A traditional Puerto Rican Christmas holiday drink that's creamy and delicious. The tropical flavors of coconut and rum make this concoction a delight! This recipe yields two 750 ml wine bottles.
In a double boiler over low simmering water, whisk together evaporated milk and two egg yolks until the mixture thickens and coats the back of a wooden spoon. Don't walk away from this step.
Note: You can make a double boiler by placing a glass mixing bowl over a cooking pot with an inch of water in the pot. Bring water to a low simmer to cook the egg mixture. Do not allow the water to touch the bottom of the glass bowl.
Transfer the hot egg mixture into a blender and add cream of coconut, sweetened condensed milk, half & half, vanilla paste/extract, ground cinnamon, ground nutmeg, pinch of cloves (optional) and rum. Blend for about 30 seconds or until all ingredients are well blended.
Note: If you have a small blender, blend all above except the half & half and rum. You want to make sure the thicker ingredients blend well with the spices.

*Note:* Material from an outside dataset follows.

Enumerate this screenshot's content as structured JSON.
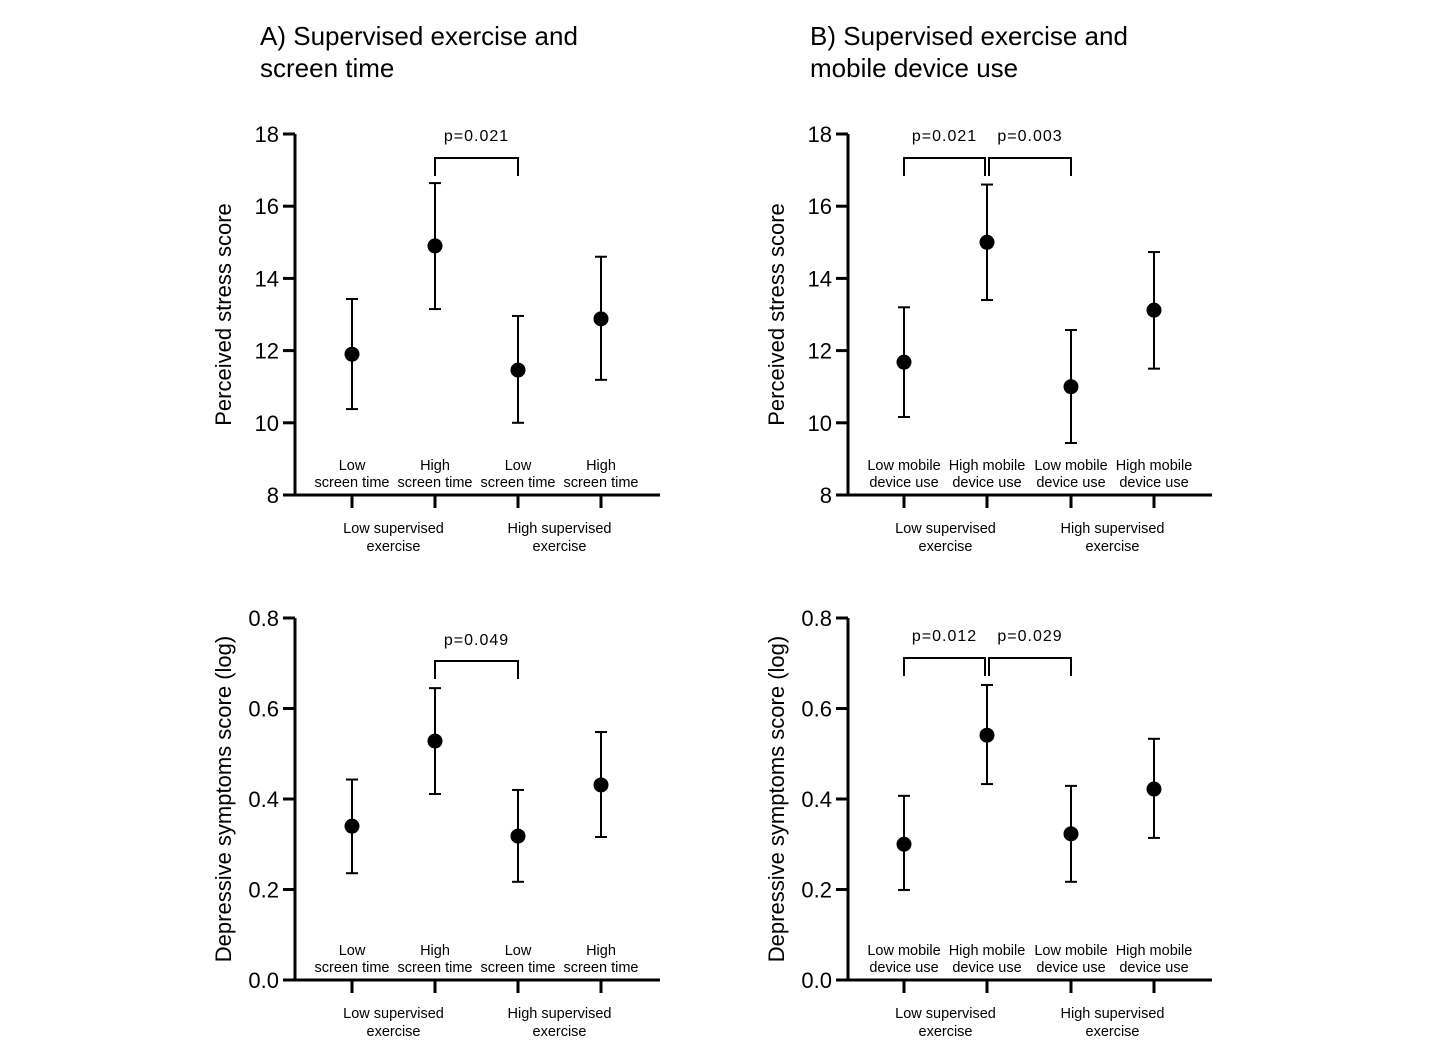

You can add the half and half and rum in the next step.
Pour the mixture through a sieve into a pot to catch any egg particles and spices that didn't blend. This step ensures a smooth drink.
Note: Add the half & half and rum to the pot now if you were unable to blend it in the blender.
Place plastic wrap directly over the liquid to avoid creating a skin as it cools and refrigerate at least 8 hours, best overnight.
Remove plastic wrap and stir to combine. Sieve one more time before ladling into bottles. Recipe yields two 750 ml wine bottles.
Note: They make great holiday gifts! Sterilize alcohol or wine bottles, especially those with a twist cap and make the Coquito the night before gifting. Decorate the bottles and add a pretty label.
Blend all ingredients except half and half and white rum in a blender and pulse for about 30 seconds.
Add to a large pot or bowl and combine with half and half and white rum.
Pour into sterilized wine bottles and refrigerate for a few hours before serving.
Serve in small punch bowl glasses or shot glasses.
Recipe keeps up to two months refrigerated, but always consumed by Christmas Day!